Mosca – Petuški, Venedikt Erofeev
Pubblicato da Quodlibet edizioni, traduzione di Paolo Nori (2014)
«Uscito dalla stazione Savelskaja avevo bevuto per cominciare un bicchiere di vodka del Bisonte perché so per esperienza che, come decotto mattutino, il genere umano non ha ancora inventato niente di meglio.»
È venerdi, e Venička, in preda ai postumi dell’ennesima sbronza, esce dall’androne dove ha passato la notte e si dirige verso la stazione di Mosca per prendere il treno che lo porterà a Petuški dove, come ogni settimana, lo aspettano il figlio e l’amante, una prostituta vestita di bianco. Così inizia questo viaggio in cui, stazione dopo stazione, il protagonista si lascia andare in soliloqui e in riflessioni condivise con i compagni di viaggio: un vecchio con il nipote, il Baffonero, un giovane decabrista, e gli angeli che si scandalizzano ogni qual volta dalla sua bocca esce un turpiloquio.
Mosca-Petuški è stato uno dei libri più letti – come “samizdat”, ossia come opera edita in proprio e, quindi, clandestinamente – negli ultimi anni dell’era sovietica, ed Erofeev uno degli autori russi più importanti del Novecento. Questo poema ferroviario ripercorre gli stati di ebrezza del protagonista – alter ego dello stesso autore – e i suoi umori altalenanti, che vacillano a seconda del tasso alcolico, come dimostrano anche i grafici esplicativi che associano alcol e stati d’animo e che il protagonista si prende la briga di spiegare al lettore. È un passaggio costante dall’euforia agli ebbri deliri e all’insofferenza nei confronti tanto del genere umano quanto del lento, inesorabile declino del regime. E anche la scrittura segue a pieno questo dondolio: paratassi e ipotassi si alternano, così come la prosa e il lessico che arrivano persino a sfiorare l’assurdo, oltrepassando la correttezza logica e formale e creando una stratificazione di linguaggi degna di nota. Il lettore, quindi, si trova a tratti spaesato, non capisce se il protagonista è davvero sul treno per Petuški oppure se è tutto frutto della sua fantasia. Esiste davvero Petuški, o è solo la meta di un viaggio interiore e disordinato?
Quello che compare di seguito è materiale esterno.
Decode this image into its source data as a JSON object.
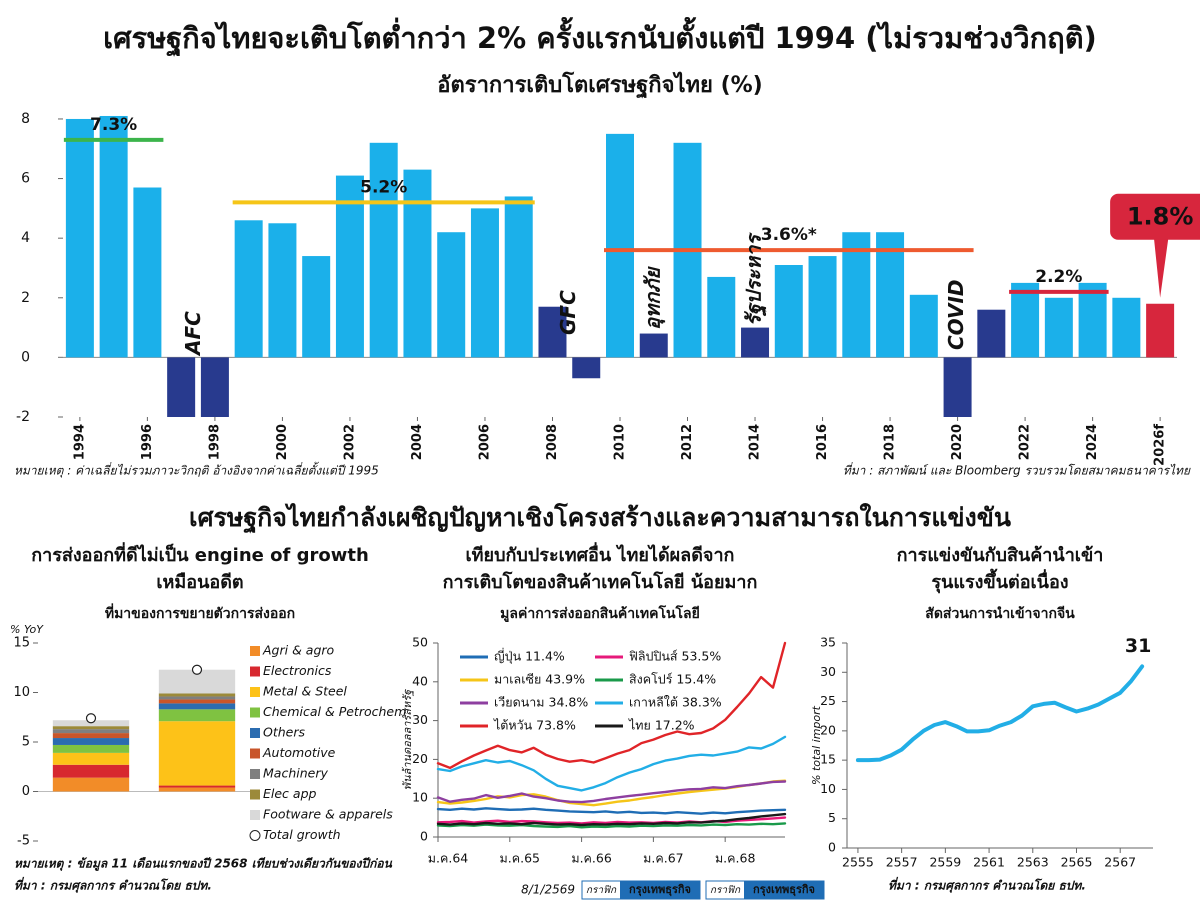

Tradurre il poema ferroviario di Erofeev vuol dire tener conto di moltissime cose: i riferimenti socio-politici in primis, quelli culturali, e poi la lingua, che è forse uno dei tratti più distintivi dello stile dell’autore. Paolo Nori, oltre ad aver curato gli aspetti che rimandano a una cultura altra (molto bella è anche la sua introduzione al poema), è riuscito a restituire al lettore italiano una lingua fresca, immediata, e mai banale. Ci sono alcuni aspetti, tuttavia, che mi sono balzati agli occhi – e alle orecchie – sin dalle prime pagine. Il primo è l’abbondanza di incisi e di virgole che non sempre si trovano nell’originale e che, a tratti, rallentano e infastidiscono la lettura; il secondo, invece, riguarda due verbi russi molto comuni che ricorrono in tutto il poema: “napivat’sja” (ubriacarsi) e “opohmeljat’sja” (smaltire una sbornia bevendo un altro bicchiere, con il rispettivo sostantivo che ne deriva, “pohmel’e/pohmeljuga”). In entrambi i casi, il traduttore è ricorso a due regionalismi, “inciclonarsi”/“prendere un ciclone” e “anticiclone”, caratteristici della zona di Parma. Essendo ben contestualizzati, questi due termini non fanno inciampare troppo il lettore – io, comunque, ho passato parecchio tempo su internet a cercare di capire da dove venissero -, ma l’utilizzo di regionalismi, così come del cosiddetto lessico familiare o delle variazioni diatopiche, forse diventa più efficace se utilizzato una tantum in un testo, specialmente se tradotto. Questo non perché le traduzioni devono essere standardizzate o “ipercorrette”: è giusto, anzi, doveroso, ricorrere alle variazioni dell’italiano per rendere determinate sfumature di un testo (si pensi alla lingua dei giovani, ad esempio), ma sempre, credo, nei limiti di una certa coerenza rispetto al testo di partenza.